Good food is one of the great pleasures of life with which a holiday in Cyprus is associated, as is wine, another of Cyprus’ claims to fame.  My uncle Alan retired to Cyprus many years ago, and in the UK, he had made wine out of anything that stuck its head above ground, from lettuce to strawberries.  In Cyprus he put his heart into making the real thing from grapes.  He now makes so much that he has to drink a bottle a night to keep up with himself!  Beside the TV, he has a statue of Socrates, as he drinks, he talks to Socrates and he knows he has had enough when Socrates starts to talk back to him.


The grape harvest in Cyprus starts in late August and carries on until October.  We visit a winery after walking through vineyards on one of our walks from Platres, and the autumn holidays will at times enjoy the background smell of fermenting grapes on the walks.  All this wine is made possible by Cyprus’ beautiful climate – with spring stating early and autumn ending late.  It might be cold here in London, but in Cyprus the temperature in the shade is 30 degrees along the coast!  Therefore, Nigel Sloan, who researched our holiday and is leading the first tour, will be looking for his sunhat this weekend, whilst the rest of us are trying to remember where we left our gloves and scarves.

In our brochure, we have two holidays to Cyprus in the early spring next year, and two in autumn.  We underestimated the popularity of the holiday, so we have just today been able to organize another departure for 28th March.  Anyone going on this stands a good chance of seeing the cherry blossom in the Troodos Mountains, and will be on the island at a very good time for flowers.
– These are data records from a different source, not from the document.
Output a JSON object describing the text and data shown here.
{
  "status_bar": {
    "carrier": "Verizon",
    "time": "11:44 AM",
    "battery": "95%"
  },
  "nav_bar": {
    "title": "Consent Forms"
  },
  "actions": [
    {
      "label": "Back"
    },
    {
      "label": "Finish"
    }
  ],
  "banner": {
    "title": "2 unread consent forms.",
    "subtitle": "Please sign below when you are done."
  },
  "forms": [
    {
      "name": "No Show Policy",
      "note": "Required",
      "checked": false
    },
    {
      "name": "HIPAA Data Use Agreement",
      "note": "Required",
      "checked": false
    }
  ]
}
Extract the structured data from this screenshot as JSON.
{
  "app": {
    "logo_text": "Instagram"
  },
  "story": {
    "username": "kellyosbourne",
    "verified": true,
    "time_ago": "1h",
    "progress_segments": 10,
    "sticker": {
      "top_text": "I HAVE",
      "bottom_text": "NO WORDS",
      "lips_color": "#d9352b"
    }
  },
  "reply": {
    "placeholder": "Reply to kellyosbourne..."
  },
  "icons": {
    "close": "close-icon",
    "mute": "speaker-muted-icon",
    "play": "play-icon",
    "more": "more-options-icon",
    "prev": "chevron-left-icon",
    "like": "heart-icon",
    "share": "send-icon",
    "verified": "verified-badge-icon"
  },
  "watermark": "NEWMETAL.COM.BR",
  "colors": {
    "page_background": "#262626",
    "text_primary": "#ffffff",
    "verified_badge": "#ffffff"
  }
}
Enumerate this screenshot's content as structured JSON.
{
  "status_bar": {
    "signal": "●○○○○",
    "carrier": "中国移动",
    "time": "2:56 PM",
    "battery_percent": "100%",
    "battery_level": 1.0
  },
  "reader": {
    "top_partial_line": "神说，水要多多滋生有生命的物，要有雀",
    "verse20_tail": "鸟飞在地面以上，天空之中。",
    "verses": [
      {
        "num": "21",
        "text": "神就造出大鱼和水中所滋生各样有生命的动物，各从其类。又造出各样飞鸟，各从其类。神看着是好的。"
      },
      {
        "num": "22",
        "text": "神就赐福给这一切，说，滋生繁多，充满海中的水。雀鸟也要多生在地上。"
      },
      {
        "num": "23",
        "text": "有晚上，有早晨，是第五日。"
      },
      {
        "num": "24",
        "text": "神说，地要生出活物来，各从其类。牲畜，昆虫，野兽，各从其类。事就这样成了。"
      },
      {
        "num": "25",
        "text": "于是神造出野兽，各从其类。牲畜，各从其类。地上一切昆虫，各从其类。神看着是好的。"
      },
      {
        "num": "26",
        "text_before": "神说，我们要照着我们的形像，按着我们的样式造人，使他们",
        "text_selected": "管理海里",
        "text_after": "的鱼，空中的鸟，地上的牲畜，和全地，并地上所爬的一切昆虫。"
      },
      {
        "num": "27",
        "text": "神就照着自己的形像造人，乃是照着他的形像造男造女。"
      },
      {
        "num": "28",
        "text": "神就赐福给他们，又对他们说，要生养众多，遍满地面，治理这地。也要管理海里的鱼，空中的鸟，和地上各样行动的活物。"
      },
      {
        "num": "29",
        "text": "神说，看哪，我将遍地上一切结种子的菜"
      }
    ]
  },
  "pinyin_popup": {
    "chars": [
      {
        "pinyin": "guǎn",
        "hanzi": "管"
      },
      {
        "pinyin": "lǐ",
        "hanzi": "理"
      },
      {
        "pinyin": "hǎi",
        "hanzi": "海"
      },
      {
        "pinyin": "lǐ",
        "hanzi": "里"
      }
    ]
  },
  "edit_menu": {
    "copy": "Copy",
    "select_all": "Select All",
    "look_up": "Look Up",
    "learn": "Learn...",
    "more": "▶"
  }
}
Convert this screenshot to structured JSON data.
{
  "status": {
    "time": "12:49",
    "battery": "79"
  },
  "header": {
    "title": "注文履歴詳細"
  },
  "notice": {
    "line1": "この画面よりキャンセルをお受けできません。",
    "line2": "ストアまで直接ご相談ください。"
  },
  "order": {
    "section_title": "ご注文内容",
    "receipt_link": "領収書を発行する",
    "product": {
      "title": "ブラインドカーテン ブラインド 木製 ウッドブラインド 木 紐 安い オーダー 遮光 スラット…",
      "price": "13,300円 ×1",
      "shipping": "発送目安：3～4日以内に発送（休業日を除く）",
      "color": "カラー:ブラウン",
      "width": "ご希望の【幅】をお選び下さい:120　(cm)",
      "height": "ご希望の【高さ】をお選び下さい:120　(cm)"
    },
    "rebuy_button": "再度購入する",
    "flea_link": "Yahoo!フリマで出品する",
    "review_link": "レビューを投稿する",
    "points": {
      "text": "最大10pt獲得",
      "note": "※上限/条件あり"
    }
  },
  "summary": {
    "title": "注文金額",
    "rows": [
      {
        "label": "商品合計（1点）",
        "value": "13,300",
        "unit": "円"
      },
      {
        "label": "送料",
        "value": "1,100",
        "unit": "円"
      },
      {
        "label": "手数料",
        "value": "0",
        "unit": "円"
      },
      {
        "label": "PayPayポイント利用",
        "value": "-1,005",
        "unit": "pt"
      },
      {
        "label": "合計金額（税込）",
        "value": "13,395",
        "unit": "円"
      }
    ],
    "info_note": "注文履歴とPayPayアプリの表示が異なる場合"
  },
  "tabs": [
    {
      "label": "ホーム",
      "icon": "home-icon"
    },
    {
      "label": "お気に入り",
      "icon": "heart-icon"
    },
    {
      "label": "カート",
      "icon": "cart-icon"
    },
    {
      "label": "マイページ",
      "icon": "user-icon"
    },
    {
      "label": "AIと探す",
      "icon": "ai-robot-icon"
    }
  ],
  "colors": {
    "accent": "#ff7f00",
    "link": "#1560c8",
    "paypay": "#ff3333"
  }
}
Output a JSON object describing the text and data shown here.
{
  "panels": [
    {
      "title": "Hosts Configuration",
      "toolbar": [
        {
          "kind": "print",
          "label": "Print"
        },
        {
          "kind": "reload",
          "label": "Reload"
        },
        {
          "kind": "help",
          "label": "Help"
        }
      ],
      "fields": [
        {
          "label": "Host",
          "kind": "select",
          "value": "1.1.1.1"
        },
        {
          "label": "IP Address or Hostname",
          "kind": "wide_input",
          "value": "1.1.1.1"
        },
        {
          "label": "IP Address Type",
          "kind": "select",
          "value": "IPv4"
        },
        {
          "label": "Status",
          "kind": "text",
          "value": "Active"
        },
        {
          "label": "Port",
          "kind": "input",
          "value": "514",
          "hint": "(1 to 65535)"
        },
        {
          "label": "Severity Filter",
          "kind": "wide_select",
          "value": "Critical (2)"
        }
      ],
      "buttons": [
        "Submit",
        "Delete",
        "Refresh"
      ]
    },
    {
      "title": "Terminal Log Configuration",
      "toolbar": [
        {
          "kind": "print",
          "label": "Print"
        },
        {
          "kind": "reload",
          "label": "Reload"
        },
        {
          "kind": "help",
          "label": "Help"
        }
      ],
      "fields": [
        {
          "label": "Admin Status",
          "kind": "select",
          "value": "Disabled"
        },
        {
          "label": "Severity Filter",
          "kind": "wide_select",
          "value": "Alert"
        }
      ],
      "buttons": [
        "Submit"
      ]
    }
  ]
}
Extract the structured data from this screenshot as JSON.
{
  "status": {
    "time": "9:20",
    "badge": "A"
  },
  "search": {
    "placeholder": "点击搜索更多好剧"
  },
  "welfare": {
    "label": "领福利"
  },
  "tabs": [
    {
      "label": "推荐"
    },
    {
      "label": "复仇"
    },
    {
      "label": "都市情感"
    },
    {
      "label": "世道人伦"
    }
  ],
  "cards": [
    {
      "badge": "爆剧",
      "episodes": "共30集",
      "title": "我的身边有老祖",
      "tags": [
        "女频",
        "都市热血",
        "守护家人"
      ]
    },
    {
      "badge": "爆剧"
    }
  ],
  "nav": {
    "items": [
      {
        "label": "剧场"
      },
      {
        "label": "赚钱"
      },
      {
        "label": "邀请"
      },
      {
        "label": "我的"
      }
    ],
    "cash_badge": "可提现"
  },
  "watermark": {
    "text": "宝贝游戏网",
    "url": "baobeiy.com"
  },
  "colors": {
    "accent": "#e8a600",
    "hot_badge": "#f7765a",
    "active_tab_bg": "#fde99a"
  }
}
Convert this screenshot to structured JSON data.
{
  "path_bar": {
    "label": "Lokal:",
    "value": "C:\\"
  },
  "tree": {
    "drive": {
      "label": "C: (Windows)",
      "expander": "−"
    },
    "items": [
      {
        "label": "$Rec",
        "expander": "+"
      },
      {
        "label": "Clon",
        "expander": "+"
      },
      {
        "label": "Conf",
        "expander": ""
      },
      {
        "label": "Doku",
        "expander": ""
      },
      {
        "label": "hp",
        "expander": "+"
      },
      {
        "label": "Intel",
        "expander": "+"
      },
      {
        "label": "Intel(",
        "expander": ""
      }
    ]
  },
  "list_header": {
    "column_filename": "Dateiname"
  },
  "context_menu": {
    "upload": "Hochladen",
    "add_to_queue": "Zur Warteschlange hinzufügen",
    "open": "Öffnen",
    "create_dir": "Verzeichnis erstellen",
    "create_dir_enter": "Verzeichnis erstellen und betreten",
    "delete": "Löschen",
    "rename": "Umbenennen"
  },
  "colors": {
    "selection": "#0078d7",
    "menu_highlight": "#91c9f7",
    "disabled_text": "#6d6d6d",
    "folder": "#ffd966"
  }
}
Our holiday spends 5 nights on the coast, and 5 up in the mountains. On the coast, we stay just outside the fishing village of Latchi in the south west corner of the island and walk mainly in the Akamas Peninsula.  Cyprus is hoping to make the Akamas Pennisula a national park, as it has over 600 plant species. It was used by the British Army as a practice range until recently, and so much of it is undeveloped and perfect for walking.  We get to the top of some small peaks, walk through olive and almond groves, and along the coast.  We stay in the Souli Beach Hotel, on the seafront, many of whose rooms overlook the sea and we eat out in local restaurants, which we find is always popular with our clients.  The hotel has a pool, and there is the chance to swim in the sea on several walks.  If you fancy a spot of ancient culture, we’re not too far from the Roman and Greek sites in Pafos.

Just an hour away at 1200m, is our second centre, Platres in the Troodos Mountains.  It’s obviously cooler up here, and the town grew up as a retreat for rich Cypriots, and rich people from Cairo and Alexandria who wanted to escape the summer heat.  They have their own version of the Tour du Mont Blanc on Cyprus – the tour of Mount Olympus…but we can easily do it in a day, contouring round at a height of about 1800m, and getting to the top at just below 2000m as well.  Helen Nelson walked there last November and said the air was wonderfully dry and crisp, with fabulous views across the mountains.  Other walks take us slowly down through open cedar and black pine woodland.


We stay and eat in the New Helvetia Hotel.  It’s the sort of family run hotel, which we always try to find – it has been in the same family since it was built in traditional colonial style in 1929, and they give us a very friendly welcome.  When they renovated it in 1995, they incorporated a living pine tree into the building, now growing through the middle of the bar.  Both in the mountains and on the coast most of the walking is on well-made tracks and paths.  It’s not really practical to use public transport, so we hire minibuses and small coaches where necessary.  This means of course that we can take our time and enjoy the scenery and each other’s company.

We’ve called our holiday ‘In Search of Aphrodite’, as the Greek goddess of physical love, according to tradition, emerged from the sea in a clam shell south of Cyprus and made Cyprus her home.  I hope from what I’ve said , you think she made a sensible choice – good food, good wine, sunshine for most of the year and beautiful scenery.  We don’t know if Aphrodite enjoyed another great pleasure, walking on Cyprus, but you, of course, can!